As part of his own lab’s next steps, Dr. Antiochos hopes to understand more about how XIST travels from its initial attachment site on an X chromosome within the cell nucleus to extracellular vesicles in a way that activates TLR7.

“The other big question in my mind that is a direct result of this work is ‘Why is XIST up-regulated in these patients with lupus compared to healthy women?’” Dr. Antiochos says.
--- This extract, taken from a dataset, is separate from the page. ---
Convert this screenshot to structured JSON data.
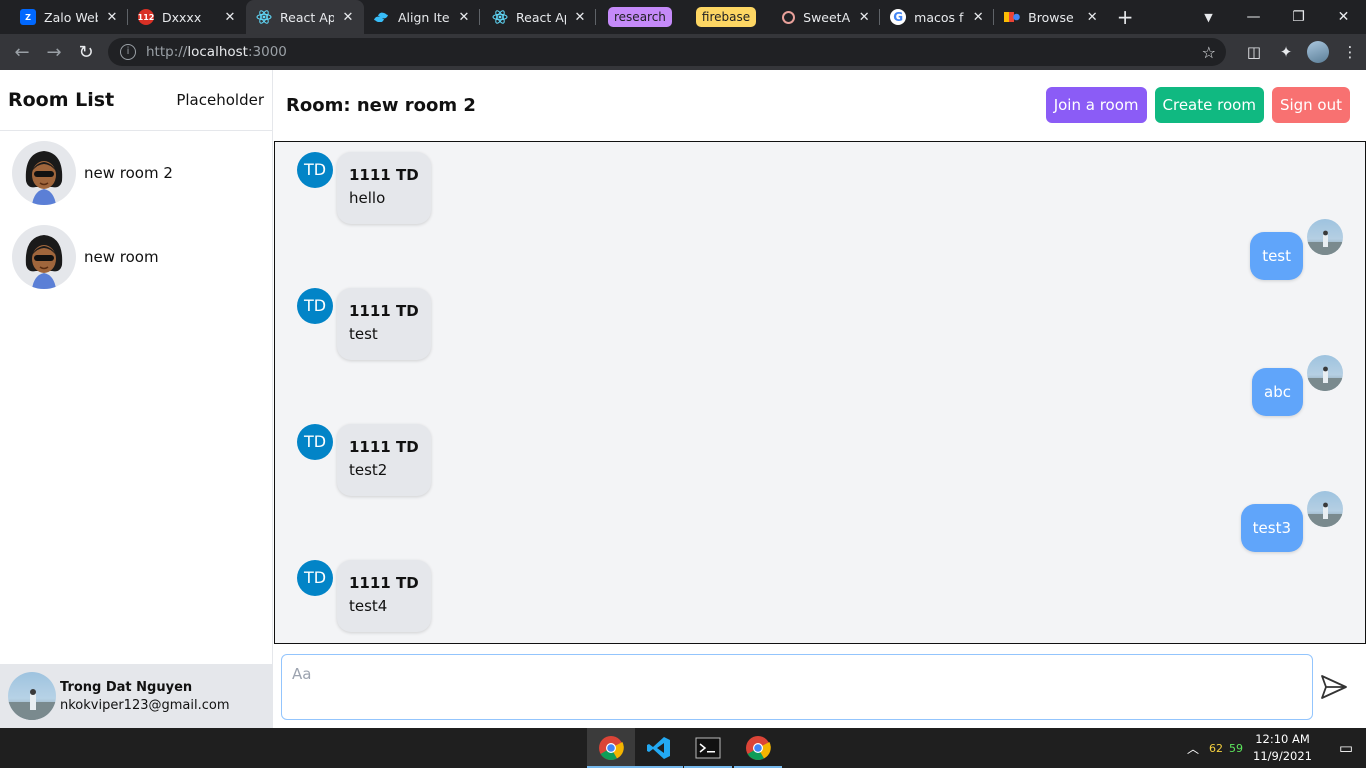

If interferon doesn’t impact XIST expression in adults, what does? “That’s an area where there’s not a lot that’s understood,” he says.

Bryn Nelson, PhD, is a medical journalist based in Seattle.

References

1. Brown GJ, Cañete PF, Wang H, et al. TLR7 gain-of-function genetic variation causes human lupus. Nature. 2022 May; 605(7909):349–356.
2. Weckerle, CE and Niewold, TM. The unexplained female predominance of systemic lupus erythematosus: clues from genetic and cytokine studies. Clin Rev Allergy Immmunol. 2011 Feb; 40(1):42–49.
3. Crawford JD, Wang H, Trejo-Zambrano D, et al. The XIST lncRNA is a sex-specific reservoir of TLR7 ligands in SLE. JCI Insight. 2023 Oct 23; 8(20):e169344.
4. Souyris M, Cenac C, Azar P, et al. TLR7 escapes X chromosome inactivation in immune cells. Sci Immunol. 2018 Jan 26;3(19):eaap8855.
5. Yu B, Qi Y, Li R, et al. B cell-specific XIST complex enforces X-inactivation and restrains atypical B cells. Cell. 2021 Apr 1;184(7):1790–1803.e17.
6. Dou DR, Zhao Y, Belk JA, et al. Xist ribonucleoproteins promote female sex-biased autoimmunity. Cell. 2024 Feb 1;187(3):733–749.